Очень ясно помню, как и когда это было, потому что за пару дней мне позвонил Витя Лавров и предложил почитать одну книгу.

– Я не понял, Вить, – сказал я. – А зачем ты хочешь, чтобы я прочел эту книгу?

– Мне нужно с тобой о ней поговорить!

– А… Ну хорошо.

– Да, но я не могу выносить ее из дома.

– То есть ты хочешь, чтобы я приехал к тебе надолго?

Витя задумался. Видимо, этот момент ему самому в голову как-то не приходил…

– Ну да, – неуверенно сказал он. – Конечно хочу. У меня раскладушка даже есть. Ты умеешь спать на раскладушке?

– В принципе да! Жди.

Жил Витя далеко, в Беляеве. Я помню, что долго ждал автобус и приехал к Вите довольно злой. К счастью, дома была его добрейшая мама, она была крайне довольна, что к Вите приехал «старый друг», пожарила нам картофельных котлет, сварила сосисок, открыла банку зеленого горошка, и мы славно поели.

Витя был одним из первых встреченных мной в жизни людей, которые вообще не любили выходить из дома. Никуда и никогда. Это были очень редкие, буквально единичные экземпляры, все-таки, на мой взгляд, торчать дома безвылазно довольно затруднительно для любого человека, ну а вот Вите это удавалось легко. Ему только иногда нужно было продлевать справку об инвалидности, которую ему соорудила мама. Она испугалась, что Витю забреют в армию (ни в какой институт он, конечно, категорически поступать не хотел), а у нее была знакомая в НИИ труда, и вот она оформила ему такую справку, что он якобы на заводе ударился головой и потерял память.

Даже по тем временам это была серьезная экзотика – частичная амнезия, но головой Витя удариться действительно мог, он даже и дома иногда ею довольно больно ударялся. По большому счету, его мама была абсолютно права и ни на йоту не отступала от правды жизни. Просто она не знала, что после этой справки Витя перестанет выходить из дома вообще.

Теперь он даже за хлебом в булочную ходил редко, а книги ему приносили на дом знакомые девушки.


– Так! – сказал он торжественно, закрыв за мной дверь в свою комнату. – Лева! Ты должен прочитать эту книгу. Если не прочитаешь, знай, что мы больше не сможем с тобой общаться.

– Потрясающе, – сказал я. – Давай ее скорей сюда.

Дрожащими руками он распаковал свою драгоценность, завернутую в газету «Труд», и положил передо мной на стол, предварительно сдунув невидимую пыль.

Это был Карлос Кастанеда.

Честно говоря, я совершенно не помню, как эта книжка называлась.

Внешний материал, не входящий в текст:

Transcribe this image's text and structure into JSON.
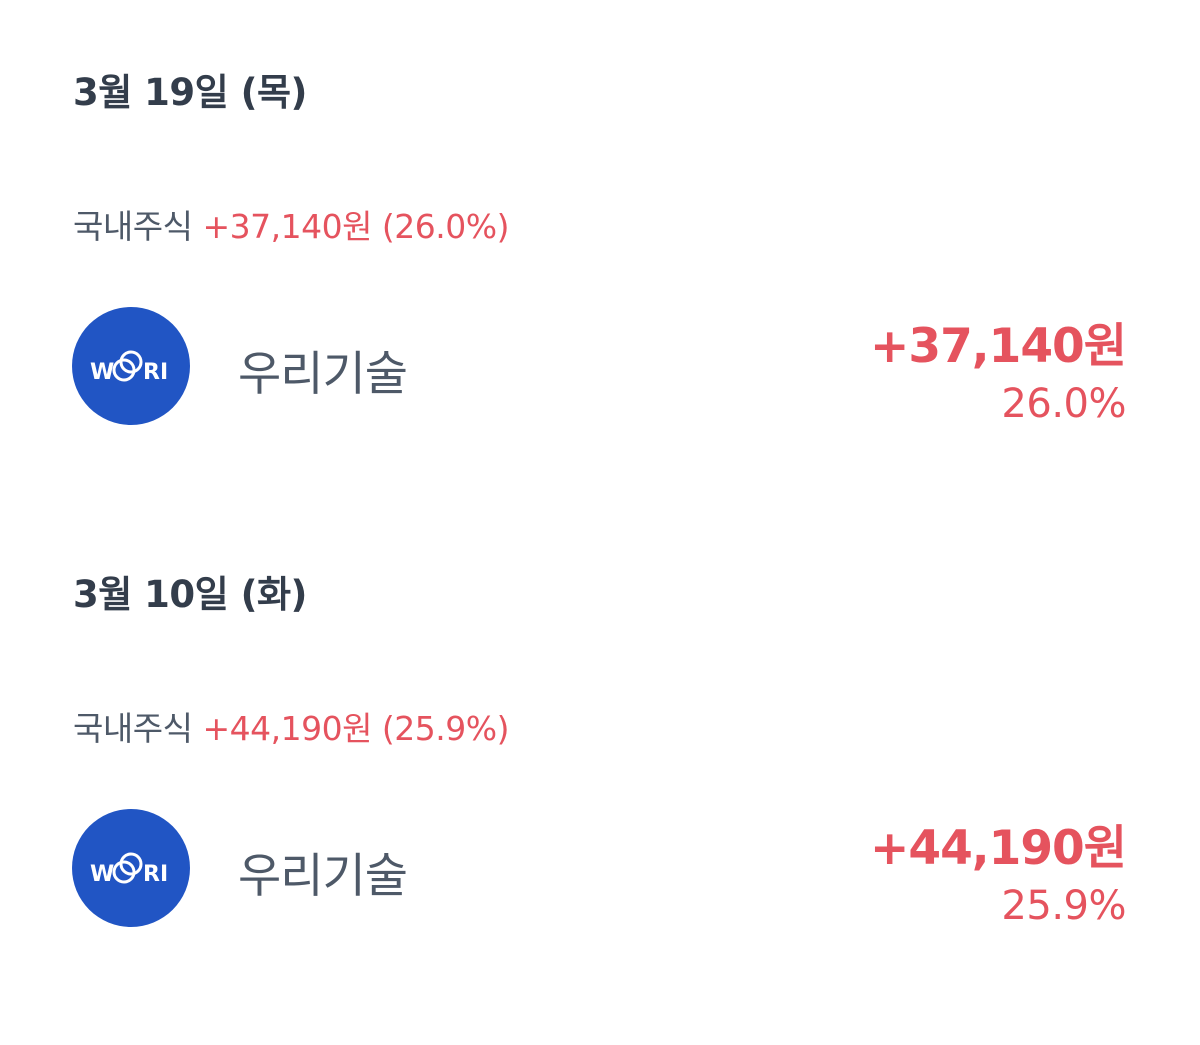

Ну что-то вроде «Путешествия туда и обратно». Я пробовал потом, через много лет, найти ее в интернете, но не смог. Там не было того названия даже и близко. Хотя текстов Кастанеды в интернете миллион – но этой почему-то нет. Ее название зачем-то изменили.

Помню только, что книжка была про каких-то индейцев.

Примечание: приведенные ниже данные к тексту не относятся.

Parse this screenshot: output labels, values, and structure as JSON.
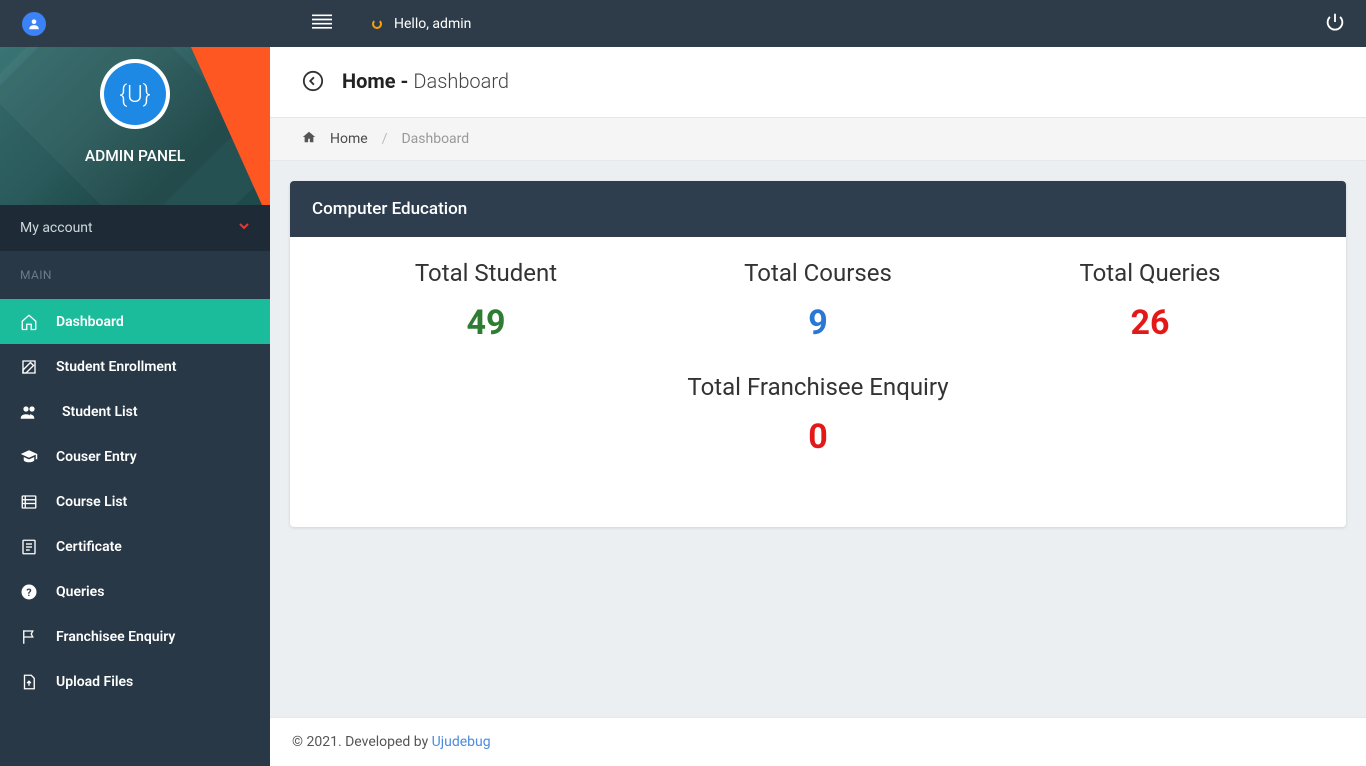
{
  "topbar": {
    "greeting": "Hello, admin"
  },
  "sidebar": {
    "title": "ADMIN PANEL",
    "logo_text": "{U}",
    "account_label": "My account",
    "section_label": "MAIN",
    "items": [
      {
        "label": "Dashboard",
        "icon": "home",
        "active": true
      },
      {
        "label": "Student Enrollment",
        "icon": "edit"
      },
      {
        "label": "Student List",
        "icon": "users",
        "indent": true
      },
      {
        "label": "Couser Entry",
        "icon": "gradcap"
      },
      {
        "label": "Course List",
        "icon": "list"
      },
      {
        "label": "Certificate",
        "icon": "document"
      },
      {
        "label": "Queries",
        "icon": "question"
      },
      {
        "label": "Franchisee Enquiry",
        "icon": "flag"
      },
      {
        "label": "Upload Files",
        "icon": "upload"
      }
    ]
  },
  "header": {
    "title_bold": "Home",
    "title_sep": " - ",
    "title_sub": "Dashboard"
  },
  "breadcrumb": {
    "home": "Home",
    "current": "Dashboard"
  },
  "card": {
    "title": "Computer Education",
    "stats": [
      {
        "label": "Total Student",
        "value": "49",
        "color": "green"
      },
      {
        "label": "Total Courses",
        "value": "9",
        "color": "blue"
      },
      {
        "label": "Total Queries",
        "value": "26",
        "color": "red"
      },
      {
        "label": "Total Franchisee Enquiry",
        "value": "0",
        "color": "red"
      }
    ]
  },
  "footer": {
    "text": "© 2021. Developed by ",
    "link": "Ujudebug"
  }
}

– Ладно, читай! – благоговейным голосом сказал Витя и вышел из комнаты.

Я пролистал первые несколько страниц и придвинулся ближе к подоконнику. Квартира Витиной мамы находилась на последнем этаже. Это было не очень удобно: например, во время ливня потолок отсыревал, а потом трескался. Зато здесь очень хорошо было видно небо. Небо из окна Витиной квартиры было огромным. Сейчас оно имело зловещий оттенок – зеленоватый, иссиня-черный, с багровым краем, источающее какой-то огромный смысл.

Я приезжал в то время к Вите довольно часто – потому что мне было у него уютно, во-первых, и потому что из его окна хорошо было видно это небо.

А мама Вити была рада, потому что ее волновала «способность Вити к социализации», как она интеллигентно выражалась.

И вообще она была очень добра ко мне.

– Бутерброд с сыром хочешь? – сказала она, заглянув осторожно в дверь.

– Да! – радостно сказал я и поплелся на кухню.

Витя сидел на табуретке, поджав ноги.

Он умел так делать.

– Ну что? – спросил он меня, пытливо заглядывая в глаза.

– Сильная вещь! Но язык непростой.

– Да ты что! – обиделся он. – Проще не бывает!

Я быстро прожевал бутерброд и снова вернулся к окну. Мне не хотелось читать Кастанеду.

Я машинально подвигал Витины книги на столе и мгновенно нашел «Технологию власти» Авторханова, открыл ее и вдруг увлекся.

Вообще у Вити такого добра хватало. На полке были разложены стопочки фотокопий с абсолютно слепым, неразличимым текстом совершенно разных трудов – то вдруг полная стенограмма восемнадцатого съезда ВКП(б), то неизданные статьи Бахтина, то Фрейд, то «Доктор Живаго». Больше всего меня изумила статья о повседневной жизни колхозников – зачем это?